Вдруг меня кто-то хлопнул по плечу. Раздался громкий, радостный голос: «Черт побери, парень, неужто это ты!?»

Я открыл глаза и увидел над собою знакомое лицо. Я вскочил, закричал и обвил руками мощную фигуру Гуллисона. Он стал звать голландца. «Пайт, наш мальчишка нашелся, да при нем еще и мешок с припасами. Спустись-ка сюда! Не можешь, что ли?»

С грубоватой нежностью он погладил меня своей лапой по лицу, едва не переломил мне носа, потом стащил ко мне голландца. «Его дело плохо – шепнул он мне по-немецки. – На него навалился ствол, и думаю, что он… ну, словом!..»

Затем мы уселись, и пошли рассказы. Свет моего огня привлек их к моему логовищу. Они провели кошмарную ночь под открытым небом. Голландец слушал, молча, скорчившись. Иногда он хватался рукой за живот и со стоном нагибался вперед.

Оба они потеряли свою провизию. Мы зажарили кусок моего сала и поели. Голландец отказался от пищи. Потом мы немного поспали, а на рассвете убедились в том, что метель не улеглась, а, пожалуй, даже усилилась.

Гуллисон, к счастью не потерявший своего топора, целый день рубил дрова, разводил костер, перевязывал и лечил мою рану, кипятил чай для голландца, который отказывался от всего другого. Так просидели мы весь день и всю ночь, следующий день и следующую ночь, прислушиваясь к дикому завыванию бури, которой казалось не будет конца. Мы безнадежно вглядывались в хмурое мерцание дневного света, который под возраставшим снежным покровом скудно проникал в наше убежище.

Снег валил и валил, собирать сучья для костра становилось все труднее, провизия наша приходила к концу, нашему бедному товарищу становилось все хуже. Он не жаловался, целыми часами молчал и видно было, что он нестерпимо страдает.

На третью ночь мы сидели безмолвно, съежившись у костра. Голод и холод одолевали нас. Когда я шепотом спросил Гуллисона: «Что с голландцем, Гендрик?» – он ответил спокойно: «Давно умер.
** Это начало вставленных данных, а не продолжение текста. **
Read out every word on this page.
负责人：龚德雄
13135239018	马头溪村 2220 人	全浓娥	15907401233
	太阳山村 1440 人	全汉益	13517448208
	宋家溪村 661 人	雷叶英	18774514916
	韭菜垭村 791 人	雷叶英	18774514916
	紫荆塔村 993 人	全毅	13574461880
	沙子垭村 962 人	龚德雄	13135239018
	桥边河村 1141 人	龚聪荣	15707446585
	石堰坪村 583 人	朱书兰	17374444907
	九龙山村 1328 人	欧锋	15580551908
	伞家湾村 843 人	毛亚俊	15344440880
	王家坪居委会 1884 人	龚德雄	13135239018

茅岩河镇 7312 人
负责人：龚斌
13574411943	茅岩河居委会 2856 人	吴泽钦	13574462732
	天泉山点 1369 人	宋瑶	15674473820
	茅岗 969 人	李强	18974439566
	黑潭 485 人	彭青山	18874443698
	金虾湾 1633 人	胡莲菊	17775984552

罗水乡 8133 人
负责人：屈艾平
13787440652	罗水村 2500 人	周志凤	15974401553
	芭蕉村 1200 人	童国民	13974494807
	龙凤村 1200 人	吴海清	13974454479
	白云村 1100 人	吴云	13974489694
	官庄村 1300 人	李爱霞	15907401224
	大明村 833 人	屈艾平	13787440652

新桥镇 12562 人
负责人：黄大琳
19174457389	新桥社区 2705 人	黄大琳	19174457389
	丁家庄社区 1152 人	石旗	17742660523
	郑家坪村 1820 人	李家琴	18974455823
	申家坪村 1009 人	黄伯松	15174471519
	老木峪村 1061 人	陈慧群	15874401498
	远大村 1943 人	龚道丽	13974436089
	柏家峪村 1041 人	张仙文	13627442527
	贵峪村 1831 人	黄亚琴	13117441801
Ты бы лучше спал, парень!»

Меня охватила такая апатия, что соседство мертвеца не помешало бы мне заснуть. Но меня мучил холод, мне сводило руки и ноги. К этому присоединились страдания голода. Я кусал ремни своего мешка и судорожно шарил в нем, стараясь вытащить тайком жалкие остатки нашей общей провизии.

– Гендрик! – позвал я наконец. Он поднял голову и мрачно сказал: «Что парень? Невтерпеж стало! Пойдем-ка отсюда! Подохнуть и по дороге успеем. Пойдем, оставь Пайта! Ему здесь отлично спать». – Он всунул мне в руку ружье нашего умершего товарища, и, делая невероятные усилия, я пополз наверх, пробивая головой тонкий снежный покров, нависший над нашим убежищем. Я увидел ясное, звездное небо, вокруг царили холод и тишина.
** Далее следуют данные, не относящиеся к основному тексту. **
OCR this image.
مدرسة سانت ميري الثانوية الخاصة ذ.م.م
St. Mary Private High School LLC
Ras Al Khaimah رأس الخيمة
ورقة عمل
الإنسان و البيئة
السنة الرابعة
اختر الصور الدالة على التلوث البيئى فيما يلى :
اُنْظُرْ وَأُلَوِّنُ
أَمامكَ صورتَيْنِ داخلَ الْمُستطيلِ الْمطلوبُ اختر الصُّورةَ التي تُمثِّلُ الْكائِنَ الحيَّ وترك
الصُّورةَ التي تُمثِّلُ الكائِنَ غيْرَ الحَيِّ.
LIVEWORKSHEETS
– Гендрик, Гендрик! – Крикнул я в восторге. – Метель прекратилась, мы можем отправиться! Вылезай скорее, мы доберемся до поезда!
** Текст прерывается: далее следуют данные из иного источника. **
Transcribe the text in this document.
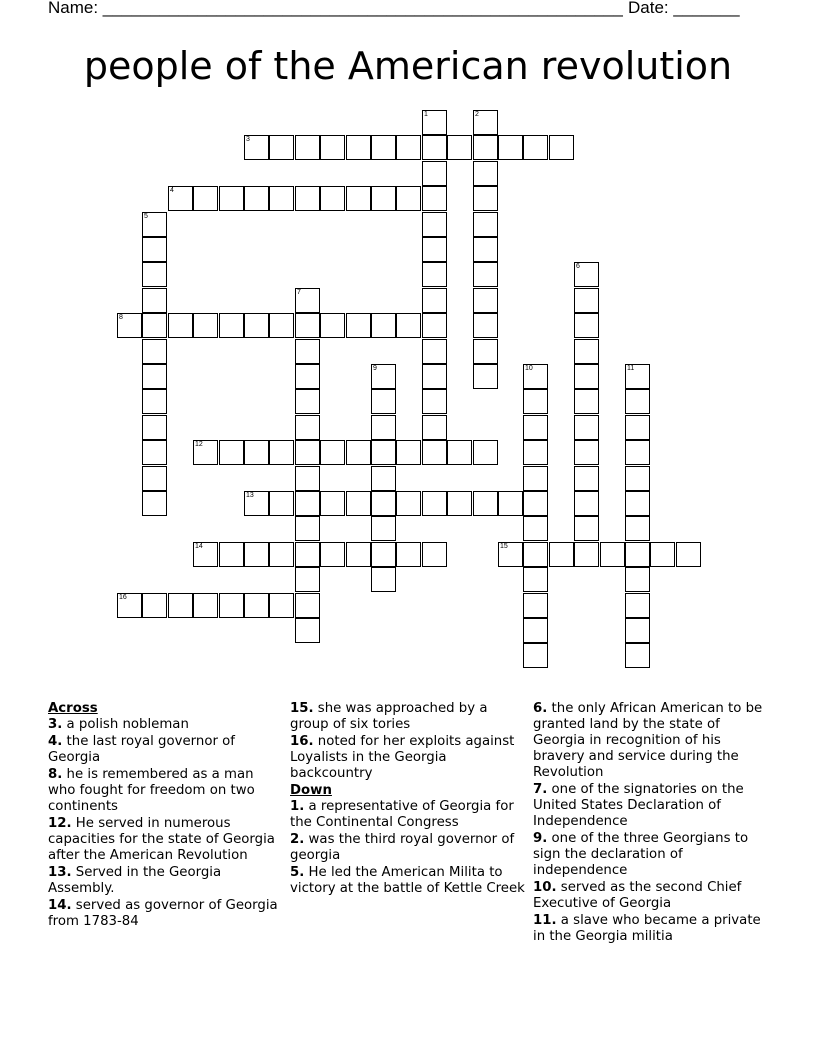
Name: _______________________________________________________ Date: _______
people of the American revolution
3
4
8
12
13
14	15
16
1	2
5
6
7
9	10	11

Across

3. a polish nobleman

4. the last royal governor of Georgia

8. he is remembered as a man who fought for freedom on two continents

12. He served in numerous capacities for the state of Georgia after the American Revolution

13. Served in the Georgia Assembly.

14. served as governor of Georgia from 1783-84

15. she was approached by a group of six tories

16. noted for her exploits against Loyalists in the Georgia backcountry

Down

1. a representative of Georgia for the Continental Congress

2. was the third royal governor of georgia

5. He led the American Milita to victory at the battle of Kettle Creek

6. the only African American to be granted land by the state of Georgia in recognition of his bravery and service during the Revolution

7. one of the signatories on the United States Declaration of Independence

9. one of the three Georgians to sign the declaration of independence

10. served as the second Chief Executive of Georgia

11. a slave who became a private in the Georgia militia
Он вскарабкался, нагруженный вещами, которые не могли больше понадобиться мертвецу; поглядел вокруг, внезапно бросил все на землю и стал плясать, чтобы ожить и согреться.

Глава седьмая

Мы пошли в южном направлении. Нам не пришлось пускать в ход наши индейские лыжи, снег замерз и хрустел под нашими шагами, воздух был чист и прозрачен. Над зубчатыми куполами деревьев стоял серебристый серп луны. Молчание ночи прерывалось лишь завыванием одинокого волка, слабо доносившимся издали.

В полдень мы съели половину жалких остатков нашей провизии, немного отдохнули и пошли дальше. Внезапно Гуллисон остановился, дико взглянул на меня и сказал: «Я непременно должен еще что-нибудь съесть. Выпотроши-ка свой мешок!»

Я понял, что спорить бесполезно, и мы съели все, что у нас оставалось.

Ночь мы провели на берегу замерзшей реки, у огромного костра. Гуллисон стонал, сжимая живот руками. Я попытался заговорить с ним, он сердито проворчал: «Замолчи, болван! Я голоден!»

На следующий день он внезапно бросился в снег и объявил, что не пойдет дальше. Я пробовал его переубедить: не помню, что я ему говорил; в моем воображении беспрерывно носились яркие и заманчивые образы дымящихся блюд, мне представлялась пища, все только пища. Все-таки я заставил его встать, и мы пошли дальше. Ноги мои подгибались, голод точно дикий зверь рвал мои внутренности.

К вечеру, когда солнце стало заходить, мой товарищ вновь бросился на землю.

В это время мне навстречу из кустов внезапно выступил большой светло-бурый зверь. Дрожащими руками я поднял ружье и прицелился. Когда дым рассеялся, зверя не оказалось. Я швырнул ружье и сам кинулся на землю.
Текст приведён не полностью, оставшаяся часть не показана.